Okay, so here’s the deal. The eighth chapter – or should we say commandment – of Hand of God is kind of a mess. Despite some great performances, especially by Dana Delany and Garret Dillahunt, the episode suffers from a confusing script.

On Hold
Is it because of the way it’s directed? Well, I suppose Mario van Peebles could’ve made better choices concerning the incorporation of the flashbacks, but it’s mostly due to the fact how the story’s constructed that makes ‘One Saved Message’ feel all over the place. Last week, Pernell (Ron Perlman) misinterpreted the signs/his hunch and got Josh killed. Before KD took his chance, Josh did share a piece of important information with Pernell. PJ was seeing somebody. Somebody who could be pivotal to PJ’s decision to shoot himself. Or did he? However, all this is put on hold for the moment. The reason for that being..? An unnecessary flashback episode.

Antagonizing Mental Coach
Pernell’s in a crisis of conscience, literately. Has he indeed been misreading the signs/visions/hallucinations all along? It’s not gotten him closer to anything, really. So when his office – his judge chamber – gets flooded with white imaginary doves, he knows he’d better get some help. And so he does. It’s Dr. Langston (Camryn Manheim, Person of Interest, Extant and the lady with the pierced ears on The Practice), who should be a psychologist, but she’s more of an antagonizing mental coach. I can’t imagine this approach would ever actually work, since trust needs to be established first. I would’ve been out of there in no time, and got myself someone with a little more compassion.

Unrecognizable Flashbacks
It seems like the voluntary admittance is just a framework, in order to weave flashbacks into it. But the problem is, it doesn’t quite work. There’s no indication they’re actually flashbacks, for starters. It’s hard to distinguish reality and Pernell’s reality filled with hallucinations as it is. Unrecognizable flashbacks thrown into the mix, that’s asking a bit much. Besides, they don’t add much to the story. Is it necessary, or even nice, to know how Pernell got in contact with Paul and Alicia of the Hand of God Church? Have we been dying to see, ever since the first episode, how Pernell got baptised? How PJ’s suicide attempt affected him while being with Tessie? Not really. Or not at all, I should say.
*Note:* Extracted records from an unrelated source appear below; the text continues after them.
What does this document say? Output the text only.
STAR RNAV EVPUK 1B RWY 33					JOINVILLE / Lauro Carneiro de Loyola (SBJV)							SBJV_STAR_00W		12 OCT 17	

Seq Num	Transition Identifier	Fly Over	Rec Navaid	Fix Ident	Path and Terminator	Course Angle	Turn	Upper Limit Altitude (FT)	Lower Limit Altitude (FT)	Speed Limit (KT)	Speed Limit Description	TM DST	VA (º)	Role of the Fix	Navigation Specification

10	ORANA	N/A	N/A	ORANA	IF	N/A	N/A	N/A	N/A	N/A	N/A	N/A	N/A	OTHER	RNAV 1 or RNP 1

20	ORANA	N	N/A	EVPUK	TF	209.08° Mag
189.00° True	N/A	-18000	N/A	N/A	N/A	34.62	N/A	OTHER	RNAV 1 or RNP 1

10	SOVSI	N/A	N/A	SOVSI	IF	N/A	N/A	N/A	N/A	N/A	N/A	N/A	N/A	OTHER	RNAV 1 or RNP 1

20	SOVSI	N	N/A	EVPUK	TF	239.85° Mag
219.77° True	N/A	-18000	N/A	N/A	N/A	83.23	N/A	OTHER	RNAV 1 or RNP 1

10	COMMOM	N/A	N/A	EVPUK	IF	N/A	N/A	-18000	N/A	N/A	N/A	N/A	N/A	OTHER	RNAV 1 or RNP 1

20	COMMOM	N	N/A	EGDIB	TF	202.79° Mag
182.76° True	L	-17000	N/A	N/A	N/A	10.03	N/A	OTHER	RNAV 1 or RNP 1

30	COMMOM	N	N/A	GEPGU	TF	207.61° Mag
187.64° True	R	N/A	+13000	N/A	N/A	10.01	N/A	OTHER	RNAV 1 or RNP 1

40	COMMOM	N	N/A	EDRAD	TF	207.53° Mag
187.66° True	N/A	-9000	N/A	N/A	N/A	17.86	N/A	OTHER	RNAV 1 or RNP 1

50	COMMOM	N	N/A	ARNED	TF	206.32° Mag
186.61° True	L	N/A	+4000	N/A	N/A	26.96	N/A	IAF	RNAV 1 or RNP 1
Pernell questioning his visions and his belief, that’s a believable turn of events. Unfortunately, the writers opted for the most obvious way to examine it; a therapy session. It’s not all bad, though, absolutely not. Pernell and Crystal (Dana Delany) are on speaking terms again. Sitting across from each other, being more honest than they’ve been in a long time. Crystal, who’s started (or have been?) sleeping with men outside of her marriage, throws it all on the table. It’s another great performance by Delany. There’s really no going around her when the nominees for the Golden Globes are announced.

Burning Down the House
Garret Dillahunt hasn’t had a lot to do these past few episodes, KD’s been kind of waiting around till Pernell tells him to take care of another suspect for him. But Josh was a mistake. He’s killed an innocent guy and it’s weighing on him. He decides to burn down his house, and himself with it. Alicia (Elizabeth McLaughlin) is just in time to save him – not his house, though. Dillahunt’s at his best when his characters are tormented and/or heavily conflicted. Some actors have it, some don’t, the ability to show you everything you need to know in just their eyes. Dillahunt’s definitely got it.